Over 200 artists, including film director Pedro Almodóvar, have signed a petition in support of the Spanish rapper, arguing that his imprisonment "leaves the sword hanging over the heads of all public figures who dare to openly criticise the actions of state institutions".

"We are aware that if we allow Pablo to be jailed, tomorrow they could come after any one of us, until they have managed to silence any sigh of dissidence," reads the petition.

'Glorifying terrorism'

Other artists and activists have also been convicted for "glorifying terrorism" in Spain in recent years.

In 2018, another rapper, Valtònyc, was given a three-and-a-half-year sentence, but he fled to Belgium, where a court has refused to extradite him.

Following the adoption of the 2017 EU's counter-terrorism directive, which criminalises conduct seen to "glorify" terrorism, rights groups have warned that "glorifying terrorism" is vaguely defined in most national laws - narrowing the boundaries of freedom of offline and online speech across Europe.

"Spain is certainly one of the countries in Europe where counter-terrorism laws have been used the most to target artists," said Marco Perolini of Amnesty International.
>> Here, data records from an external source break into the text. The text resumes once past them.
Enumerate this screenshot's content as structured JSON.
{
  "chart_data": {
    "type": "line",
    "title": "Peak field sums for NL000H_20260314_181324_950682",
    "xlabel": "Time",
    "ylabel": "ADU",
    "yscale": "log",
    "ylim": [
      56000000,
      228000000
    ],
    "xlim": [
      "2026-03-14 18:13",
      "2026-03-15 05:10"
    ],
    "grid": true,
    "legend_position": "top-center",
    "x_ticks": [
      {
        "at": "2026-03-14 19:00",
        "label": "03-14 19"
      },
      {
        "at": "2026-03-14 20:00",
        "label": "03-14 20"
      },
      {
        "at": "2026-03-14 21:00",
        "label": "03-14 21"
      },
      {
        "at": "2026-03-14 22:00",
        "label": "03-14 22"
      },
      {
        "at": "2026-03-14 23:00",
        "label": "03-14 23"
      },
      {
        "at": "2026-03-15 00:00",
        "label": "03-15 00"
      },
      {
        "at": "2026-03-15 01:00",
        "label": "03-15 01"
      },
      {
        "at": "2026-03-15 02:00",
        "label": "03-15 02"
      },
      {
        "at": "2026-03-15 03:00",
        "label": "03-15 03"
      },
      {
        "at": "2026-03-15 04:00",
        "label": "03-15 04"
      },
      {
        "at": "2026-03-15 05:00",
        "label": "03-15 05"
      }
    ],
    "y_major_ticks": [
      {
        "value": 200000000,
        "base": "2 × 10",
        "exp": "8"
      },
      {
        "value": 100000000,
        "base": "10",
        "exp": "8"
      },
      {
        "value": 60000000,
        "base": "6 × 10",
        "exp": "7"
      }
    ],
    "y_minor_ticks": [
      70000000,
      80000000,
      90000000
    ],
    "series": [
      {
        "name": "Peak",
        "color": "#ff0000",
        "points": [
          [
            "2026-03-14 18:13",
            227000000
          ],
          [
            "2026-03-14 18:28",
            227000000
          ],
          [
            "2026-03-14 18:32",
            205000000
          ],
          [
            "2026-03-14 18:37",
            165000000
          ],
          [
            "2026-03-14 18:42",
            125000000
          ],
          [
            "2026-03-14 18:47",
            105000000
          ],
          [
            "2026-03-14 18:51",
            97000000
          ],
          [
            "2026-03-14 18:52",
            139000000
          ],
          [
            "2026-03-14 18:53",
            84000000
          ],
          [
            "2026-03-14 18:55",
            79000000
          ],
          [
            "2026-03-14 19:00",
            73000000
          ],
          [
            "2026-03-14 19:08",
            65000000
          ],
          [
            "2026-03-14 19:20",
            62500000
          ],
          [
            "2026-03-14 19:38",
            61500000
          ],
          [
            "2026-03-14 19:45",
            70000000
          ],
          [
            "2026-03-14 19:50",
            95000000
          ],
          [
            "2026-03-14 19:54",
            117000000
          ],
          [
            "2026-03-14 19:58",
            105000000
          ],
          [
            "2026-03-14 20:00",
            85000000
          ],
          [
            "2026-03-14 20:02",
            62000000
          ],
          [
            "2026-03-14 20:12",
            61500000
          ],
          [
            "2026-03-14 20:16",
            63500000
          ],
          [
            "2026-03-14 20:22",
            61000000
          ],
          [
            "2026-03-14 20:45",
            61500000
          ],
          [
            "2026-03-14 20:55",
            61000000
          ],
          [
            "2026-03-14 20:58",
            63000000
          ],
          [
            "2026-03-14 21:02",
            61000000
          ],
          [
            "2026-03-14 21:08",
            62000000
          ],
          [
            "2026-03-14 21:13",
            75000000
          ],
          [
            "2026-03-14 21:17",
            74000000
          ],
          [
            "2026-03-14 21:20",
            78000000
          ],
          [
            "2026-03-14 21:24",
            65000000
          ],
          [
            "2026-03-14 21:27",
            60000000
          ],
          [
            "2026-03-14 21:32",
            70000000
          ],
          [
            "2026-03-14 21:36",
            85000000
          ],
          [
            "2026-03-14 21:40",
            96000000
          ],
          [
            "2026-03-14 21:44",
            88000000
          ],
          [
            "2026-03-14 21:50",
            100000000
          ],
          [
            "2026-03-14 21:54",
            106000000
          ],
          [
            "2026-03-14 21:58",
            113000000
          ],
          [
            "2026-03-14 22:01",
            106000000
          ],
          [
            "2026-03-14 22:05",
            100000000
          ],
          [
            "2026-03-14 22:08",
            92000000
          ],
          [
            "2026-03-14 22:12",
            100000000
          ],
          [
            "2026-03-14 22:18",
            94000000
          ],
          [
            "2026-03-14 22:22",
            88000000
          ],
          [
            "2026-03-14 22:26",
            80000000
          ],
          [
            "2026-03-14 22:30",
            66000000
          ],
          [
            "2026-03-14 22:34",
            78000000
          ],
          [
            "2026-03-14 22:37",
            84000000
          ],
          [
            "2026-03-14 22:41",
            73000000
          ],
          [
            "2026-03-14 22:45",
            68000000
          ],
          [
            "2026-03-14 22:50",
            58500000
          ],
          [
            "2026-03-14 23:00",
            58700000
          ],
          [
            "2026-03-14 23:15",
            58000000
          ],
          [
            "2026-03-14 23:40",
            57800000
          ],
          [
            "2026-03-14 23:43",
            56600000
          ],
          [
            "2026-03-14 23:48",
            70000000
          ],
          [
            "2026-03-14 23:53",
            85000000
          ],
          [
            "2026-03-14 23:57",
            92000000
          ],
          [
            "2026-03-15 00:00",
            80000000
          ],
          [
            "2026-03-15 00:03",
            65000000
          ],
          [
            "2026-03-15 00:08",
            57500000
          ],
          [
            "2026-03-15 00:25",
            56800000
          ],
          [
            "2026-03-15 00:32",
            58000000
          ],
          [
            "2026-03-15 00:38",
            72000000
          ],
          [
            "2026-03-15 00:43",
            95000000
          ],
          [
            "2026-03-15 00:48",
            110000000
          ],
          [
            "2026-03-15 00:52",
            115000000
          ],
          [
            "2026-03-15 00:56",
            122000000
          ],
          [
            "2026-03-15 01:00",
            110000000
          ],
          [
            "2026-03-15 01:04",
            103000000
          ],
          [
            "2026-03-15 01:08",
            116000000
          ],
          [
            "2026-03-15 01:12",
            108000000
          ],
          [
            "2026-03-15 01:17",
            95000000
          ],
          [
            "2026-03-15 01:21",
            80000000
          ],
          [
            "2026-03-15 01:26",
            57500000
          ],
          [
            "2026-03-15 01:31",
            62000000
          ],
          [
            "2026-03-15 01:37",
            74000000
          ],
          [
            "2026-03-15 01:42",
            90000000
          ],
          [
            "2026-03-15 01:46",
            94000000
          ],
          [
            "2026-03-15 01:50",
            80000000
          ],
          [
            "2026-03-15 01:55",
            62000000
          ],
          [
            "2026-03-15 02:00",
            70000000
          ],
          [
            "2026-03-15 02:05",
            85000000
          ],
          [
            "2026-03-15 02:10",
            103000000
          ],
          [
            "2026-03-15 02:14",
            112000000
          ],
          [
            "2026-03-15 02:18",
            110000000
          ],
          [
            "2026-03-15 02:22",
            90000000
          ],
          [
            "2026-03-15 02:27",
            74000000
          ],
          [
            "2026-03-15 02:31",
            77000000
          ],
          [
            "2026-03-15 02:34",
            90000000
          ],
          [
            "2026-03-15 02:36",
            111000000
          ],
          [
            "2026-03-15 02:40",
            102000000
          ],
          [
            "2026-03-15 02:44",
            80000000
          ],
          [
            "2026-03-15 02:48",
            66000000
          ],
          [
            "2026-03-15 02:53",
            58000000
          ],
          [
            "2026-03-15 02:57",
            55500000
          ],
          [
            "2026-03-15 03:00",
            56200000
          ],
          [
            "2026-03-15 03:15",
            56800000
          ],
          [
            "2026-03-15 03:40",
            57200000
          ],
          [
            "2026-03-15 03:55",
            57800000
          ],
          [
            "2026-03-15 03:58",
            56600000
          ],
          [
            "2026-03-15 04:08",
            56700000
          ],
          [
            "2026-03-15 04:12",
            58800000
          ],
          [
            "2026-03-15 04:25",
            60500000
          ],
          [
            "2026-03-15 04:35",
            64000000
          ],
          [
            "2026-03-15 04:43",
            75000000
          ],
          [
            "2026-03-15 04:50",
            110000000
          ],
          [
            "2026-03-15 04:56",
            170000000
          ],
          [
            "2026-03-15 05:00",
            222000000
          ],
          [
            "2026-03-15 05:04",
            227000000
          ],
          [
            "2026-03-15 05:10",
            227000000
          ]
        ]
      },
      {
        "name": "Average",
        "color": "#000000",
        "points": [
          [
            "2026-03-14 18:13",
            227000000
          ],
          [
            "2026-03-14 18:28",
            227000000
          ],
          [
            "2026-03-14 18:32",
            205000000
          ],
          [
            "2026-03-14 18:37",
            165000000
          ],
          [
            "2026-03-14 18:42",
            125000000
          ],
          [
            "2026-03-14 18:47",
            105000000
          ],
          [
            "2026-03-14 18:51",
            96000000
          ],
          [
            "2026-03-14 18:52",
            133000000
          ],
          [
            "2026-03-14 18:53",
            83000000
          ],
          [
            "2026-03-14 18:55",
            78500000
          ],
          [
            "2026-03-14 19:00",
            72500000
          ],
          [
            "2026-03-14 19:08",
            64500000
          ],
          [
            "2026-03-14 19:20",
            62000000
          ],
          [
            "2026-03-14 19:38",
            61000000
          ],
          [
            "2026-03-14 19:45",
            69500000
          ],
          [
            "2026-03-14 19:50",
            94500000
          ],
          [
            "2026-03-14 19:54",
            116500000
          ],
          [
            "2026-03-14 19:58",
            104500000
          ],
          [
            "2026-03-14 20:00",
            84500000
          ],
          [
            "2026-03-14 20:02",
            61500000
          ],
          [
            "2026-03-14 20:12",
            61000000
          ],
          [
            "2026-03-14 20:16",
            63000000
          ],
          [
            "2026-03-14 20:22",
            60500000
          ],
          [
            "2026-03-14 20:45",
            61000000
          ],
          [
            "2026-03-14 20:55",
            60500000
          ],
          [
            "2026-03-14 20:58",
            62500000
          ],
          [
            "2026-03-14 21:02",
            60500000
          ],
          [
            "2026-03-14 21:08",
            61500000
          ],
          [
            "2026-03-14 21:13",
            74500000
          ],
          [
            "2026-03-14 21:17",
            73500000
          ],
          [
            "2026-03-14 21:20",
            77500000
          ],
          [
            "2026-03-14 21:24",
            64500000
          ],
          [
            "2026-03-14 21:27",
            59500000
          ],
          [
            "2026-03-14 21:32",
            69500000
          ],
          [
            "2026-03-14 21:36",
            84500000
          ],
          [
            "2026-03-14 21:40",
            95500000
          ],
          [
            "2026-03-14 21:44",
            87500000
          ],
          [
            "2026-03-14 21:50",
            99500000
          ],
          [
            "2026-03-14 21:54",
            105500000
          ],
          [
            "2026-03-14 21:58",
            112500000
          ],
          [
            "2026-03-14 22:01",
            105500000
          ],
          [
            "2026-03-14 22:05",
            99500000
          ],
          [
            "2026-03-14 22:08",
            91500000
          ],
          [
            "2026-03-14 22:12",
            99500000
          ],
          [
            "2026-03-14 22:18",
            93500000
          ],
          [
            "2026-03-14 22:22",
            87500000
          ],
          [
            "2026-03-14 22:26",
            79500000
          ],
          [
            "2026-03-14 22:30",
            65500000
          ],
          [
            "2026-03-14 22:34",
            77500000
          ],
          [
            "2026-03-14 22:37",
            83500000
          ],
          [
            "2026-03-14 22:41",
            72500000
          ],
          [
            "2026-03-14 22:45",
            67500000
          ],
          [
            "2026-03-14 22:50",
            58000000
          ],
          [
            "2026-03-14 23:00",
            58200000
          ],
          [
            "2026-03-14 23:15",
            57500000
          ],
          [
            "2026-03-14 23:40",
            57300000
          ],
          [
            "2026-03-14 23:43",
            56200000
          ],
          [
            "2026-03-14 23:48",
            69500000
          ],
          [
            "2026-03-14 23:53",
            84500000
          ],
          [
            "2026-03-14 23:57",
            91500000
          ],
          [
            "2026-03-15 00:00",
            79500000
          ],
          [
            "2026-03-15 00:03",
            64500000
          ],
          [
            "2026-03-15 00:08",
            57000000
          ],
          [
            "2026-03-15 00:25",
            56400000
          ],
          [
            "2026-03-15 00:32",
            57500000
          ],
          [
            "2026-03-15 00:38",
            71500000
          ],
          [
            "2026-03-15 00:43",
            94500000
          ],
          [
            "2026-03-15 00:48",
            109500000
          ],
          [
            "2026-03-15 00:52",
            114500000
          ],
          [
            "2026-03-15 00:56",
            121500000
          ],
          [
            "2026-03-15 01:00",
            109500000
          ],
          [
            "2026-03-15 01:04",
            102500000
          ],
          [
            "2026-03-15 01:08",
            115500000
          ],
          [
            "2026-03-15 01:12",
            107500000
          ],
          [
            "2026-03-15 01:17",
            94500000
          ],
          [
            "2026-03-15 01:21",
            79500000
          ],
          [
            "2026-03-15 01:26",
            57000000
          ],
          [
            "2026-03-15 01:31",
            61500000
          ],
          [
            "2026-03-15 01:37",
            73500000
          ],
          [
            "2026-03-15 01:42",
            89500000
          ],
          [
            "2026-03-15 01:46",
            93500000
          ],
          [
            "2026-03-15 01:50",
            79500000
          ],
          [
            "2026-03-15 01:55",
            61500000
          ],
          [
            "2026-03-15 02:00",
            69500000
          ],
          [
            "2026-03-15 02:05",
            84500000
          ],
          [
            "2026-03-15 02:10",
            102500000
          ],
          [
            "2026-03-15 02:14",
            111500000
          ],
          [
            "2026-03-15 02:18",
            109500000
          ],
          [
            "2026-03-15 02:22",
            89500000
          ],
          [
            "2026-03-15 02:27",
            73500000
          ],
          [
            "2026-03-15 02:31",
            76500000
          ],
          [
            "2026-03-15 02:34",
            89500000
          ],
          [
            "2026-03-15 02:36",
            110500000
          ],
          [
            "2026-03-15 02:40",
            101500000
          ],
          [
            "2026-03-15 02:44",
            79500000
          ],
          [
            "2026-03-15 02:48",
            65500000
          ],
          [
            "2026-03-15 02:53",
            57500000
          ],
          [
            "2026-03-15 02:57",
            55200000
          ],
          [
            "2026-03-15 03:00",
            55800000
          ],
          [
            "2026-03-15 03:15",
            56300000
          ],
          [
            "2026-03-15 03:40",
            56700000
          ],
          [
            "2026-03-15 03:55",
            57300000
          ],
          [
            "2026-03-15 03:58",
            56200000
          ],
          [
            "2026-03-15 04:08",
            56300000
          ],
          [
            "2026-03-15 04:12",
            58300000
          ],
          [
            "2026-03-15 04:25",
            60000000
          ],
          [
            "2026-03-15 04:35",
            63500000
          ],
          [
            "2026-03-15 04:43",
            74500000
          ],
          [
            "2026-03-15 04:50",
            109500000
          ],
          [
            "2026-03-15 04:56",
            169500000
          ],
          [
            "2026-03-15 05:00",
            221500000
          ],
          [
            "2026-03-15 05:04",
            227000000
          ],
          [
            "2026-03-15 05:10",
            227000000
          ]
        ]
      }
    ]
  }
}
However, according to Perolini, laws criminalising glorification and apology of terrorism are not proportionate to threats to national security because "they are too vague and could lead to the arrest, prosecution and convictions of people simply for their exercise of freedom of expression"

'Gag law' reform

Meanwhile, the sentencing of Hasél has triggered a wave of criticism against Spain's ruling socialist leader, Pedro Sánchez, who said previously in 2018 that the reform of the Public Security Law - commonly known as the "gag law" - was one of his main priorities.

The law, enacted in 2015 by the previous administration, bans the glorification of groups such as ETA, insults against the Crown and religion, but it also establishes fines for taking and sharing photographs of police officers.

Last week, the left-wing coalition government unexpectedly announced reform of the gag law, aiming to target only actions that "clearly create a risk to public order or encourage some kind of violent conduct".

"The [justice] ministry's proposal will consider that verbal excesses made as part of artistic, cultural or intellectual manifestations should remain outside the scope of criminal punishment," the government said in a statement earlier this month.

So far, the proposal has been rejected by the conservative Popular Party and far-right Vox.

For its part, the European Commission's spokesperson service refused to comment on the imprisonment of Hasél.